Mazzetti kept talking. “You got until five o’clock today to come up with something good. Someone had better go to jail based on information you provide or at five o’clock you get booked for making your Ecstasy.”
“But I thought you guys liked me. Patty and I bonded.”
“You’re not our fucking mascot. Make a case, or you’ll have a new permanent address.”
“I already told you guys I have the list of my clients on my laptop.”
Mazzetti opened his notepad he carried everywhere with him. “I’m much more interested in a bigger crime. One that happened very close to your love nest.”
“I don’t know what you’re talking about.”
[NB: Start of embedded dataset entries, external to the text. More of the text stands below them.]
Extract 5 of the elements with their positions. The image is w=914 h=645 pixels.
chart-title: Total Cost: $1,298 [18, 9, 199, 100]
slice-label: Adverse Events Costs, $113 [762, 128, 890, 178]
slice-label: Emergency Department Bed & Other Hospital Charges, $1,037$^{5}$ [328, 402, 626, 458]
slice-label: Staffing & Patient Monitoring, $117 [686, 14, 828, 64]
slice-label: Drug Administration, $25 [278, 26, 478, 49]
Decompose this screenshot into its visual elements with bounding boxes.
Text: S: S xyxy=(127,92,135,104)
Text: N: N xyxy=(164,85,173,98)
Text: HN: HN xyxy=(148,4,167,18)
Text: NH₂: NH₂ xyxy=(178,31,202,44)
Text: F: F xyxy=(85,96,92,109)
“The triple shooting right across the street. You were there at Marie Brison’s house. I know because that was the first night you ran from me. You had to have seen something.”
“You mean that was real?”
Now he had Mazzetti’s attention. “You did see something. I knew it.”
“It was during a time when the X was still pretty strong, and I might’ve been using a homemade sleeping pill as well. I couldn’t tell you what day it was, and I thought I had dreamed it, but I did see someone shooting up the house across the street.” He slapped his forehead and added, “That’s why all the police were there afterward. Of course it had to be real.”
“Yes, it was all real. Three dope dealers are dead. I’ve got a mother and her two terrified daughters stashed at a hotel for safety. Now what exactly did you see?”
Jason stared off into space, his eyes not clearly focused on anything as he slowly and carefully said, “I cannot believe it was real. The way the girl with the red highlights in her hair stepped out of the front door with the gun in her hand. I thought I’d heard a few firecrackers, so I had looked out the window and I saw her step out and pull the trigger. She wasn’t aiming at anything. She held the gun and let it stitch the windows and one of the cars in the driveway.”
“Then what happened?”
“She sort of strolled back into the house. I think I might’ve dozed back off on the couch in the living room, and when I woke up I had assumed I dreamed the whole thing. I mean, I had seen the girl before. She lives there. Why would she shoot up her own house?”
Mazzetti wrote notes furiously as a lot of things started to make sense now. It was weird that this spaced-out druggie had been able to put all of the pieces of the puzzle into place for him.
Jason watched Mazzetti and said, “Does that help you at all, Detective?”
Mazzetti cut his eyes to Jason, then over to Patty sitting on the edge of the bed. “Think about what you just told me. Go over it in your head carefully. I want you to make sure this is exactly what you saw. Take your time.” Mazzetti knew how crucial this testimony would be. He also knew the slim chances of keeping an X-head like this lucid, let alone alive, until this case could go to trial in a year or more. He was glad Patty was here to witness the testimony, and he intended to get it on video later in the day. But first he wanted to make sure this airhead had it right and clear in his mind. Mazzetti was patient; all good homicide detectives were. He could wait for an hour while this guy sorted out what he had seen. But after about a minute and a half, once Mazzetti stood up again, he realized Jason Ferrell had dozed off with a donut’s powdered sugar trailing down his chin to his chest.
Mazzetti looked over at Patty. “Oh, he’ll make a bang-up witness.”
“Does what he says make any sense?”
“Perfect sense. The girl with the red highlights in her hair is one of the victim’s sisters. She was the only witness, and her statement has changed a couple of times.”
“You don’t think she shot her own brother, do you?”
“One thing homicide has taught me is never be surprised.” He stood and said, “Are you doing okay? Because I really need to grab Hoagie and haul ass over to the hotel where we put the mother and daughters from the shooting. I need to talk to the girl right now.”
Patty looked over at the snoozing Jason Ferrell. “I think I’ll be safe until someone else can come relieve me.”
This time Mazzetti did give her a kiss and darted out the door to take a shot at closing this homicide.